La figura di Antonio Gramsci rappresenta una
delle più singolari operazioni di rimozione collettiva secondo
i termini che la psicanalisi attribuisce a questo concetto. Gramsci e
la concezione dell’egemonia culturale hanno caratterizzato in maniera
significativa la storia italiana. Sono stati alla base di quel peculiare
rapporto tra la sinistra politica e il mondo intellettuale e dell'arte
che è stato così caratteristico nel nostro Paese. Scrittori,
cineasti, uomini di teatro, attori, poeti: il vasto campo della cultura
italiana legata in maniera sempre dialettica con la cultura progressista
ha rappresentato l'incarnazione di quella strategia politica su cui Gramsci
aveva tanto riflettuto negli anni della prigionia. Questo processo ha
portato alla nascita di alcuni grandi patrimoni culturali del Paese che
hanno rappresentato fenomeni di portata mondiale, si citino solo come
esempio la straordinaria avventura del Piccolo Teatro di Milano o il fenomeno
del Neorealismo e della Commedia all'italiana nel cinema. Ne costituisce
un esempio principe la riflessione sul ruolo della cultura popolare, la
rivalutazione in qualità di critico teatrale di Pirandello e della
sua capacità di parlare, con il suo teatro, alle persone in modo
più diretto ed efficace del teatro del tempo.

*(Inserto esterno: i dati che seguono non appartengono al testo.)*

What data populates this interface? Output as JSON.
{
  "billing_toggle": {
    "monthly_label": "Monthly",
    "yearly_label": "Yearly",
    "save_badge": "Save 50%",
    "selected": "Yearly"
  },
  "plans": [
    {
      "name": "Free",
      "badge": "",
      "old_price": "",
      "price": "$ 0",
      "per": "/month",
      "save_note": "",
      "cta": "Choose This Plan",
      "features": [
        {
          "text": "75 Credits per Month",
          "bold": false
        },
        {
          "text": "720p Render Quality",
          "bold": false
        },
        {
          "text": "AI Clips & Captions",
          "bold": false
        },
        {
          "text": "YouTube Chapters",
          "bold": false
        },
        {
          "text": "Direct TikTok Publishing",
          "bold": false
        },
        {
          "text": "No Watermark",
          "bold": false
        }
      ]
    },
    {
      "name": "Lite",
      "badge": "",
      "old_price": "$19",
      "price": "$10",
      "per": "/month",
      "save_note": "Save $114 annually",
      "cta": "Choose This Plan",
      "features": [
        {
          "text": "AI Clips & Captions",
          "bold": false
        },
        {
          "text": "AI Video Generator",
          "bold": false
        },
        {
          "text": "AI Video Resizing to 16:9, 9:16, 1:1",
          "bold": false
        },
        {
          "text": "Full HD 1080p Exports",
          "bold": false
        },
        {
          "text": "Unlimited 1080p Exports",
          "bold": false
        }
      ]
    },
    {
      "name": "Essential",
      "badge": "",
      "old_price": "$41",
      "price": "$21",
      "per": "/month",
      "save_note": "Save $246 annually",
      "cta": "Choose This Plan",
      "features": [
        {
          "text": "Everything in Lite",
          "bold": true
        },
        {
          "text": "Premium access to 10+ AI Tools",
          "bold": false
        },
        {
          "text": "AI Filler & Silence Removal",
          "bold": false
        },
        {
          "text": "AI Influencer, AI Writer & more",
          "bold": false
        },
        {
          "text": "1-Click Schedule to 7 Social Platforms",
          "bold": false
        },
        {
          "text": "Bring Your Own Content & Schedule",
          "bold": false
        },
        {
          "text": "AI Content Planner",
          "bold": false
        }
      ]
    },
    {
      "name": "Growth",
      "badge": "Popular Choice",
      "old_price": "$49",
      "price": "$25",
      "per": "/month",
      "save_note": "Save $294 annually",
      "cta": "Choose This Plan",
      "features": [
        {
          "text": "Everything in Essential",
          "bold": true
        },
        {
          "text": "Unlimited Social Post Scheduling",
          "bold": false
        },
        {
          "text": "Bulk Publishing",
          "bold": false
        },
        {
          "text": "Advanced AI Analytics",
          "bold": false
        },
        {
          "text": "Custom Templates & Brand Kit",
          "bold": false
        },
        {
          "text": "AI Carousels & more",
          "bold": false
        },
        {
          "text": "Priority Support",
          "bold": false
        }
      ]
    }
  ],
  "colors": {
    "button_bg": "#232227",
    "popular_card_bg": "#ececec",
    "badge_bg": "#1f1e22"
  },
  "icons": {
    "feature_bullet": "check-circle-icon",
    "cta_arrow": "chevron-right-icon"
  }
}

Uno strano destino ha condizionato per tre volte la relazione di Gramsci
con gli altro, con il suo Paese, con il popolo. Così straordinariamente
vocato all'impegno civile egli stesso più volte ricorda però
nelle lettere come la sua educazione e la sua malattia, le sue difficoltà
fisiche, lo avessero reso introverso e avessero reso difficile la sua
relazione con gli altri. Gramsci stenta nella fase della sua formazione
ad entrare in relazione diretta. Sembra riuscirci in quel magico 1924,
in cui nasce il suo primo figlio e inizia il suo impegno in Parlamento.
Segretario del PCd'I diventa una figura di riferimento per le masse. Ma
è il carcere a costruire di nuovo la distanza, un terribile universo
di non detti, di censure e autocensure, con il partito, con la famiglia,
con gli amici più cari. Un bisogno di comunicare e di scrivere,
un bisogno di risposte e l'impossibilità di costruire un rapporto
lineare. Ancora molto bisognerebbe scrivere su quella drammatica dimensione
psicologica del padre, dello sposo, dell'attivista recluso. E poi, dopo
la morte, dopo la guerra, diventato simbolo universale di nuovo la distanza:
un volto, forse tra i più noti, quasi un'unica fotografia, un'unica
immagine per i posteri, un nome quasi universalmente conosciuto e dietro
nulla. Dietro quel nome e quell'immagine è sempre più difficile
trovare chi associ un periodo, una professione, un ruolo e soprattutto
le idee: un'icona pura a simboleggiare una mente che ha scritto alcune
delle riflessioni più attuali sulla odierna società della
comunicazione, sui linguaggi, sul senso comune, sul bisogno di tradurre
linguaggi tecnici in linguaggi popolari, sulla teoria del consenso, sulla
costruzione dell'immaginario di una classe, si un popolo, di un intero
Paese. è l'immaginario che genera il futuro, Gramsci, ci sembra,
più che studiato va fatto rivivere. Proprio l'arte a cui così
tanto la sua riflessione teorica aveva dato, gli può dare nuova
vita e nel teatro diventa quotidiano, odierno, comprensibile.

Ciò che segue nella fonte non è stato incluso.